BUKD-G 596 Economics for Managers
This course is part of core 1. Managers need to make decisions in complex settings that run the gamut from pricing to mergers and acquisitions to entering and leaving markets. These decisions are made given information that the manager has collected. For example, decisions are often responses to changes in the business environment or to decisions by competitors. In turn, internal decisions will be noticed by competitors and may provoke responses. Managerial economics is the branch of economics that focuses on decision-making in firms. Managers have found that the principles of managerial economics are useful in analyzing problems facing firms and hence are powerful tools that aid decision-making. Our task will be to develop familiarity with these tools and gain the ability to apply them to real and simulated situations.

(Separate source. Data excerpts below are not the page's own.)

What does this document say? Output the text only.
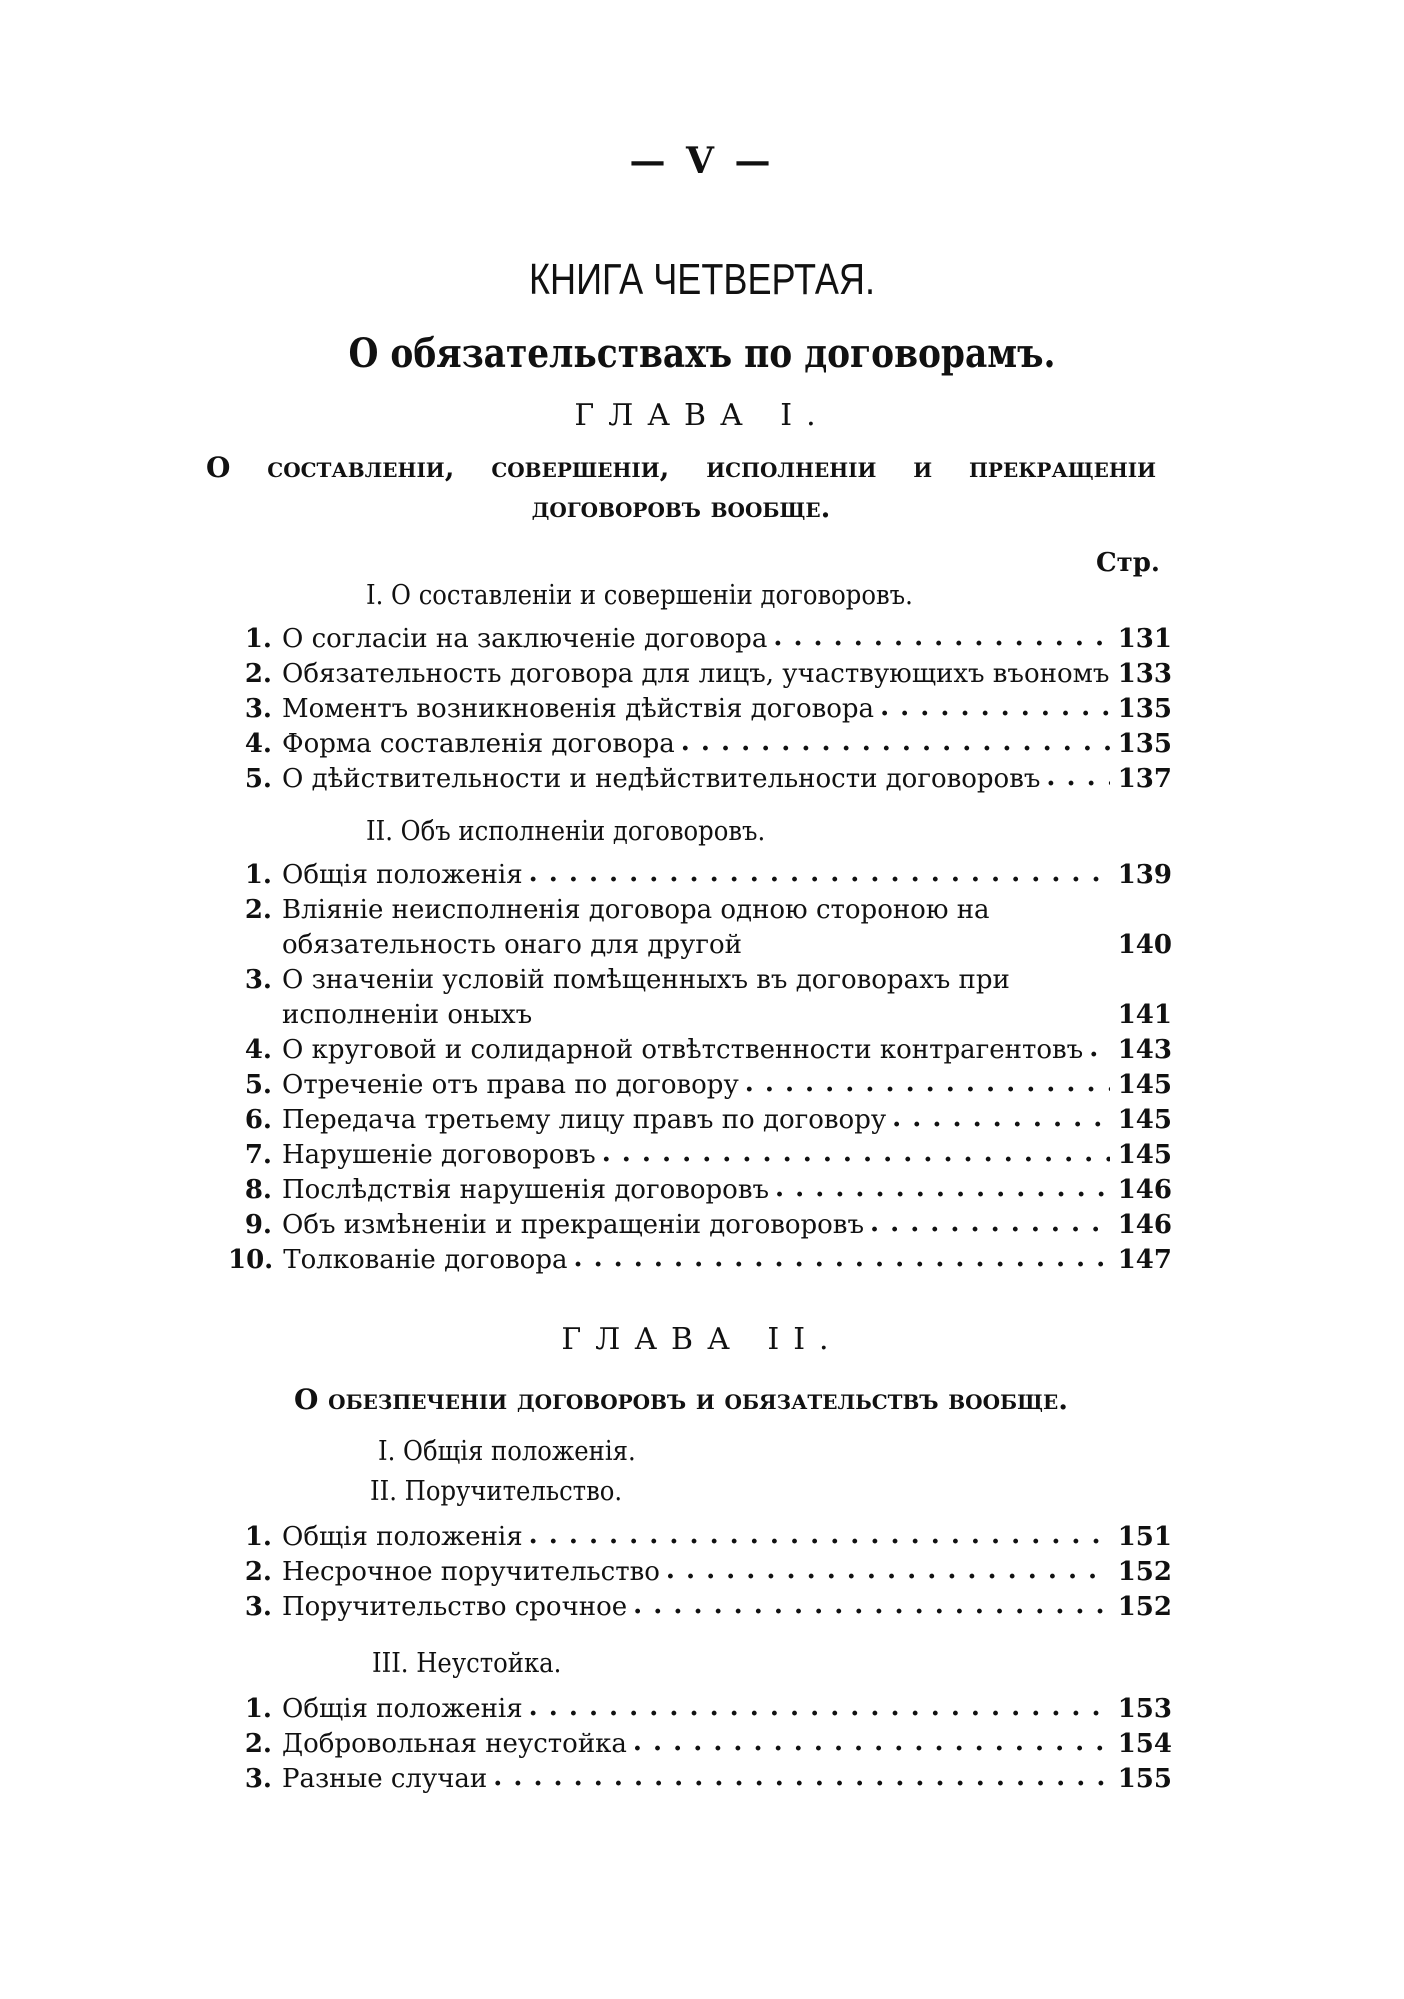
— V —
КНИГА ЧЕТВЕРТАЯ.
О обязательствахъ по договорамъ.
ГЛАВА I.
О составленіи, совершеніи, исполненіи и прекращеніи договоровъ вообще.
Стр.
I. О составленіи и совершеніи договоровъ.
1. О согласіи на заключеніе договора . . .	131
2. Обязательность договора для лицъ, участвующихъ въономъ 133
3. Моментъ возникновенія дѣйствія договора . . .	135
4. Форма составленія договора . . .	135
5. О дѣйствительности и недѣйствительности договоровъ . . .	137
II. Объ исполненіи договоровъ.
1. Общія положенія . . .	139
2. Вліяніе неисполненія договора одною стороною на обязательность онаго для другой	140
3. О значеніи условій помѣщенныхъ въ договорахъ при исполненіи оныхъ	141
4. О круговой и солидарной отвѣтственности контрагентовъ . . . 143
5. Отреченіе отъ права по договору . . .	145
6. Передача третьему лицу правъ по договору . . .	145
7. Нарушеніе договоровъ . . .	145
8. Послѣдствія нарушенія договоровъ . . .	146
9. Объ измѣненіи и прекращеніи договоровъ . . .	146
10. Толкованіе договора . . .	147
ГЛАВА II.
О обезпеченіи договоровъ и обязательствъ вообще.
I. Общія положенія.
II. Поручительство.
1. Общія положенія . . .	151
2. Несрочное поручительство . . .	152
3. Поручительство срочное . . .	152
III. Неустойка.
1. Общія положенія . . .	153
2. Добровольная неустойка . . .	154
3. Разные случаи . . .	155
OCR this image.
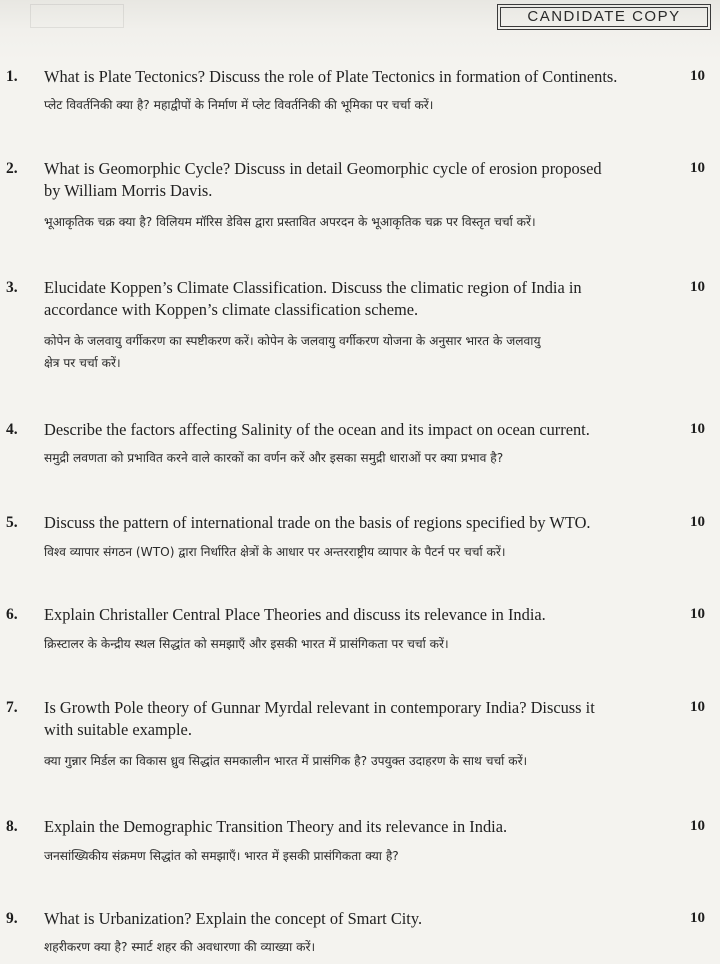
CANDIDATE COPY
1. What is Plate Tectonics? Discuss the role of Plate Tectonics in formation of Continents.
प्लेट विवर्तनिकी क्या है? महाद्वीपों के निर्माण में प्लेट विवर्तनिकी की भूमिका पर चर्चा करें।
10
2. What is Geomorphic Cycle? Discuss in detail Geomorphic cycle of erosion proposed
by William Morris Davis.
भूआकृतिक चक्र क्या है? विलियम मॉरिस डेविस द्वारा प्रस्तावित अपरदन के भूआकृतिक चक्र पर विस्तृत चर्चा करें।
10
3. Elucidate Koppen’s Climate Classification. Discuss the climatic region of India in
accordance with Koppen’s climate classification scheme.
कोपेन के जलवायु वर्गीकरण का स्पष्टीकरण करें। कोपेन के जलवायु वर्गीकरण योजना के अनुसार भारत के जलवायु
क्षेत्र पर चर्चा करें।
10
4. Describe the factors affecting Salinity of the ocean and its impact on ocean current.
समुद्री लवणता को प्रभावित करने वाले कारकों का वर्णन करें और इसका समुद्री धाराओं पर क्या प्रभाव है?
10
5. Discuss the pattern of international trade on the basis of regions specified by WTO.
विश्व व्यापार संगठन (WTO) द्वारा निर्धारित क्षेत्रों के आधार पर अन्तरराष्ट्रीय व्यापार के पैटर्न पर चर्चा करें।
10
6. Explain Christaller Central Place Theories and discuss its relevance in India.
क्रिस्टालर के केन्द्रीय स्थल सिद्धांत को समझाएँ और इसकी भारत में प्रासंगिकता पर चर्चा करें।
10
7. Is Growth Pole theory of Gunnar Myrdal relevant in contemporary India? Discuss it
with suitable example.
क्या गुन्नार मिर्डल का विकास ध्रुव सिद्धांत समकालीन भारत में प्रासंगिक है? उपयुक्त उदाहरण के साथ चर्चा करें।
10
8. Explain the Demographic Transition Theory and its relevance in India.
जनसांख्यिकीय संक्रमण सिद्धांत को समझाएँ। भारत में इसकी प्रासंगिकता क्या है?
10
9. What is Urbanization? Explain the concept of Smart City.
शहरीकरण क्या है? स्मार्ट शहर की अवधारणा की व्याख्या करें।
10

Economic principles lie behind most business disciplines. For example, price setting, a key decision for a firm and often a marketing function, is based on price theory developed by economists. We will spend considerable time learning techniques useful in setting prices. This is often a complicated problem because the optimal price will depend on cost considerations, demand for the product or service, and the nature of competition. Pricing decisions by competitors will often affect our best pricing strategy. The degrees of vertical and horizontal integration in a firm are other important strategic choices for management and the basic ideas flow from economics. We will study how to evaluate these choices and also investigate how mergers, acquisitions, and divestitures should be valued, since M&A activity is the quickest way to change the degree of horizontal or vertical integration in a firm.